Anwar files suit to declare NSC Act ‘unconstitutional’, stop council
KUALA LUMPUR, Aug 2 ― Former Opposition leader Datuk Seri Anwar Ibrahim filed today an originating summons to declare the National Security Council (NSC) Act 2016 unconstitutional as it came into force without royal assent.
Anwar, who is currently serving a five-year jail term for sodomy, also filed an injunction against the NSC in an attempt to stop it from exercising its power.
His wife and PKR president Datuk Seri Dr Wan Azizah Wan Ismail told reporters at the Court Complex here that the Opposition had to act “and do something” to stop the NSC Act from being utilised “because it’s important”.
“Anwar as the true leader of the opposition has come and shown the way forward and the way we have to fight back to get our rights for our country.
“So in the same way you see even the council of rulers [sic] actually objected, actually asked for a review of this act before it was gazetted but the government didn't pay heed and went ahead,” said Dr Wan Azizah who is also incumbent Opposition leader.
In the originating summons, Anwar sought to have Article 66 (4) of the Federal Constitution declared unconstitutional, null and void.
Article 66 (4) states that the Yang di-Pertuan Agong must assent to any Bill presented to him within 30 days. Article 66 (4A) goes on to say that should the Agong not assent to a Bill within the stipulated time, "it shall become law at the expiration of the time specified in that Clause in the like manner as if he has assented thereto."
He also sought to restrain the second defendant, namely the NSC, from "taking or purporting to take any step or from acting or purporting to act pursuant to the National Security Council Act 2016."
Several other PKR lawmakers were also present at the Kuala Lumpur Court Complex today including Batu MP Chua Tian Chang, Subang MP R. Sivarasa and Padang Serai MP N. Surendran, all of whom reiterated their opposition to the "draconian" act.
They said it was an inevitability that the law would be used, as there was no reason to enact a piece of legislation if there was no intention to use it.
The NSC Act came into force yesterday after Prime Minister Datuk Seri Najib Razak made the announcement in a June 24 federal gazette that was published on the e-Federal Gazette site on July 14.

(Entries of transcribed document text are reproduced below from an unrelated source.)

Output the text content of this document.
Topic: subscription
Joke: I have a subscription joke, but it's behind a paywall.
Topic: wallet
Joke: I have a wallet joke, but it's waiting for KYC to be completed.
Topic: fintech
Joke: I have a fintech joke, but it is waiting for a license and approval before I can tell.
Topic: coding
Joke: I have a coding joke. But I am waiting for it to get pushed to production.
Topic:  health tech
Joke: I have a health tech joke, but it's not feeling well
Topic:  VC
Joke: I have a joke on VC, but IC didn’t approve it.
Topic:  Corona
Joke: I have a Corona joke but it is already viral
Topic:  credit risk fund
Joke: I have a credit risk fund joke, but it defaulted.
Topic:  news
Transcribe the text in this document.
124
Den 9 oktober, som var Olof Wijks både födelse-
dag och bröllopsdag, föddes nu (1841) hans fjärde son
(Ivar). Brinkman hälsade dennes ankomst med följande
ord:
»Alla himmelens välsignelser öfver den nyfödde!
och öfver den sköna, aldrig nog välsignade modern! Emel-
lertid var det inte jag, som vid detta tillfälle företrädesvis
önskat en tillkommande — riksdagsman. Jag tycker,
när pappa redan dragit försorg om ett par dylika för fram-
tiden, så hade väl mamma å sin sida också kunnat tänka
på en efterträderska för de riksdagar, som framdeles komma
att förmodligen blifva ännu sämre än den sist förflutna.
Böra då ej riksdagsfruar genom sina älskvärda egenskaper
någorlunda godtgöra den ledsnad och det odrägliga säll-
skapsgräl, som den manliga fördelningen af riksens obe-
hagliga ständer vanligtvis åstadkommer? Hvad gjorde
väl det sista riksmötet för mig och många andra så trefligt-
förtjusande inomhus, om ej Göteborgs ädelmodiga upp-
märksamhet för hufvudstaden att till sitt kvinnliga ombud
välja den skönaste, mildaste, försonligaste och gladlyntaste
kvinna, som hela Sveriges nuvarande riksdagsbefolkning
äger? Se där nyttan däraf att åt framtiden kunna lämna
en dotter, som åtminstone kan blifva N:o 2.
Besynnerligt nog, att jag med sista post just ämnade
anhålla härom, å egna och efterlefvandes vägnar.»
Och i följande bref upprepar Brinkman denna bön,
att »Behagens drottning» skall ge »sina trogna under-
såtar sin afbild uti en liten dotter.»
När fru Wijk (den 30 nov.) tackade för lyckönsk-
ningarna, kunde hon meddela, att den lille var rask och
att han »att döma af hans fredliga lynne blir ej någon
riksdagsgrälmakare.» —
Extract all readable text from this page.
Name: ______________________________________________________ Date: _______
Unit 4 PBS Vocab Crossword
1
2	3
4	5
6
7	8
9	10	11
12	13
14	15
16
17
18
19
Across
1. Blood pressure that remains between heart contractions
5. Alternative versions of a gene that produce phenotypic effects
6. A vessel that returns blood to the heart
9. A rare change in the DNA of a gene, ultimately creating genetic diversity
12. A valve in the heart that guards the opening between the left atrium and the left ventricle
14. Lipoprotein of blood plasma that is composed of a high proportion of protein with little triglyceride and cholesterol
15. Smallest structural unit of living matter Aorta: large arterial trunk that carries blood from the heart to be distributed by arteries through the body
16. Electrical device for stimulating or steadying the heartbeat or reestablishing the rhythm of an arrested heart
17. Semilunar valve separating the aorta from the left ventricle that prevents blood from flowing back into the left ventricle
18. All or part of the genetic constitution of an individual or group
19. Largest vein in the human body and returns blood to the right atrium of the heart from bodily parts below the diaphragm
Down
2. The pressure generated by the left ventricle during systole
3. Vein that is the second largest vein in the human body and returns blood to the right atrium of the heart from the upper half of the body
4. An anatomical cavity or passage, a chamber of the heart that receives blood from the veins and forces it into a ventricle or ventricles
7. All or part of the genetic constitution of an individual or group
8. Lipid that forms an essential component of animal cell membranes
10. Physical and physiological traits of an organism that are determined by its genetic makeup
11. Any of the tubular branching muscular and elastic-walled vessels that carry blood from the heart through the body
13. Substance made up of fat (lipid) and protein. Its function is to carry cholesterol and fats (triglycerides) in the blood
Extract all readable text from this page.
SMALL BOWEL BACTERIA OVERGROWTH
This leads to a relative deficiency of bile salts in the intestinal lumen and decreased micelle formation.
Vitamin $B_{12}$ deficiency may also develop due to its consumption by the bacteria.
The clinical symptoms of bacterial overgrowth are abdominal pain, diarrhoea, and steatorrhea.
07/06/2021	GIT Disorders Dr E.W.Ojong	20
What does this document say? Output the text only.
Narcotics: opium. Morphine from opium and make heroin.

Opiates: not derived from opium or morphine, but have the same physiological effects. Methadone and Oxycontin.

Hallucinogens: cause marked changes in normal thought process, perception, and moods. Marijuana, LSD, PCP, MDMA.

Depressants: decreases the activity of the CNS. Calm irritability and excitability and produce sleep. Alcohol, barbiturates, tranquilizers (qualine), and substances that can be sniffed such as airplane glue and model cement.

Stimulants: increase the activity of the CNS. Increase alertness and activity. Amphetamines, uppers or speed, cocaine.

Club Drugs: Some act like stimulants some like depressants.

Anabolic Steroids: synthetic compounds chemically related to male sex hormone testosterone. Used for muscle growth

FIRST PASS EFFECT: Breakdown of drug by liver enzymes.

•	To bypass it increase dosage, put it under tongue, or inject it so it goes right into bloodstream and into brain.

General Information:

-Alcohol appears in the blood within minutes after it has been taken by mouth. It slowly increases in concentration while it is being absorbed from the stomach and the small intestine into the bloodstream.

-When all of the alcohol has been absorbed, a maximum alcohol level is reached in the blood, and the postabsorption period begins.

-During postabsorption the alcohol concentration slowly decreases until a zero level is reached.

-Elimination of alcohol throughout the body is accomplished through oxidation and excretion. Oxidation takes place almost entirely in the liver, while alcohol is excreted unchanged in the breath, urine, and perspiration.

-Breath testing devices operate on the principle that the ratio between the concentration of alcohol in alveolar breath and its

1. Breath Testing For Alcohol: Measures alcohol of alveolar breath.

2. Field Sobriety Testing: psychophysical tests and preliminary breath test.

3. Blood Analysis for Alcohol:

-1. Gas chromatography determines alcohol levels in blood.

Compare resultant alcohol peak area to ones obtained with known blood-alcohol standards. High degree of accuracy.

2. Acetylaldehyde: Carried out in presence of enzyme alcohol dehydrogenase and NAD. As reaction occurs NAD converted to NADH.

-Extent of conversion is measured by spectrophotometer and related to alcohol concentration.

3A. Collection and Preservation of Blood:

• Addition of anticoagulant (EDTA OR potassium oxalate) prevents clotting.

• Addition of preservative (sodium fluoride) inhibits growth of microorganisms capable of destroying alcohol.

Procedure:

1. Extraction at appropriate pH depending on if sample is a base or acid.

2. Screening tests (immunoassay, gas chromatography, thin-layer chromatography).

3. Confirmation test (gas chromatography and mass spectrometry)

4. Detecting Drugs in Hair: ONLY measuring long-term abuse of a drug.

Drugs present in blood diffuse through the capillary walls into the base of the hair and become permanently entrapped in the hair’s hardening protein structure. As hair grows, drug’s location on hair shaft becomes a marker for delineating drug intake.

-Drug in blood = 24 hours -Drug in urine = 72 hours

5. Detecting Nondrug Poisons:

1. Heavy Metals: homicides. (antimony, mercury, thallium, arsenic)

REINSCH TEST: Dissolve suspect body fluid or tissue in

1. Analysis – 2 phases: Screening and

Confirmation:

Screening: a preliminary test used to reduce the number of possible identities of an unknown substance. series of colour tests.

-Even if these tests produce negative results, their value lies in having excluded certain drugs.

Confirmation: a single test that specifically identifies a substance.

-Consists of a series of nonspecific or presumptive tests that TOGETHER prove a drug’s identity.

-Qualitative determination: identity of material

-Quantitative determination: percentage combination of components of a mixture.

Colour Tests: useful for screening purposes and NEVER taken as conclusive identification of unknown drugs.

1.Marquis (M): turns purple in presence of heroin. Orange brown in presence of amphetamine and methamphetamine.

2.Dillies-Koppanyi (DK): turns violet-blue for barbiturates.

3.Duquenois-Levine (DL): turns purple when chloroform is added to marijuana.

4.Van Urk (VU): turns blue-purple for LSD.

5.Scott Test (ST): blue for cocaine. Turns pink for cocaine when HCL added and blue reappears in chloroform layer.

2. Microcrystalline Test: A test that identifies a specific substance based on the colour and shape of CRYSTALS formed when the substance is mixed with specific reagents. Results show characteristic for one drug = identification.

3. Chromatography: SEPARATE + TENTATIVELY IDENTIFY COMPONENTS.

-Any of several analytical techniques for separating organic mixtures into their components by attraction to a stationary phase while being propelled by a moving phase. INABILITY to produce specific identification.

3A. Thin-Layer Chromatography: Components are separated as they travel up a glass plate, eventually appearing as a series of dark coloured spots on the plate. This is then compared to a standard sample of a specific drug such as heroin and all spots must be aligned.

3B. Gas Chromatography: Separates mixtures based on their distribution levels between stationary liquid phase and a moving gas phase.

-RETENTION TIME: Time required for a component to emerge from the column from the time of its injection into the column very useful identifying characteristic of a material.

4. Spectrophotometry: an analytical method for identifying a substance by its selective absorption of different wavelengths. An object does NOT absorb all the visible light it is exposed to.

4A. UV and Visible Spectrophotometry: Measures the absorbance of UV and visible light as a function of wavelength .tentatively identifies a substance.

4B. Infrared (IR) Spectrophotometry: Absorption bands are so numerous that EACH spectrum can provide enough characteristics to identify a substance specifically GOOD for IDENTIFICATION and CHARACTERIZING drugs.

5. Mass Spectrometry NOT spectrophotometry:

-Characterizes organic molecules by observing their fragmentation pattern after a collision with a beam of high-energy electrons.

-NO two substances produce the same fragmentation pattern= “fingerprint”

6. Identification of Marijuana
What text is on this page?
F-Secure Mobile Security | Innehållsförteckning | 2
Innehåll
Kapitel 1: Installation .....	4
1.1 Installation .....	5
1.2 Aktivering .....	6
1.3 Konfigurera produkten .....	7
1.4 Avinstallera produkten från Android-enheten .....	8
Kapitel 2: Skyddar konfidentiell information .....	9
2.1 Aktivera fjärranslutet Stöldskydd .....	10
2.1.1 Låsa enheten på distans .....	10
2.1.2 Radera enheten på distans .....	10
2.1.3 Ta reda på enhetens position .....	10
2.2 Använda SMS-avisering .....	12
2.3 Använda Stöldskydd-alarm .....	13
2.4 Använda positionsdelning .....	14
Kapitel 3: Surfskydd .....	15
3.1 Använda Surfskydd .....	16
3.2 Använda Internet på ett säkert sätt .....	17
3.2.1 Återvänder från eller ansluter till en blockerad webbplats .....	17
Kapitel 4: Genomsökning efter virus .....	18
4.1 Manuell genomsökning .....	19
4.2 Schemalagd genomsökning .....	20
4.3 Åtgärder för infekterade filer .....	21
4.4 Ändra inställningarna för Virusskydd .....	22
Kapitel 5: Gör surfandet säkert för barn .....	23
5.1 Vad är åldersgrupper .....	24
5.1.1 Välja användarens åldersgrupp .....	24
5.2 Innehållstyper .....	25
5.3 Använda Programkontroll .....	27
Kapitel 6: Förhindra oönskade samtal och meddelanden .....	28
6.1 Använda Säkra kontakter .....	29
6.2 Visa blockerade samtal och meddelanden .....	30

The NSC Act did not receive express royal assent and was gazetted without amendments despite the Conference of Rulers saying last February that some of the provisions should be refined.
The NSC Act proposes to allow the National Security Council — which would be chaired by the prime minister — to take command of the country’s security forces and impose strict policing of areas deemed to face security risks.
Malaysia’s three law associations — the Malaysian Bar, the Advocates’ Association of Sarawak and the Sabah Law Association — expressed concern last January about the law concentrating “enormous” executive and emergency powers in the NSC and in the prime minister.
They also pointed out that for the government to hold emergency powers without the need to declare emergency under Article 150 of the Federal Constitution, it would usurp the authority assigned to the Yang di-Pertuan Agong.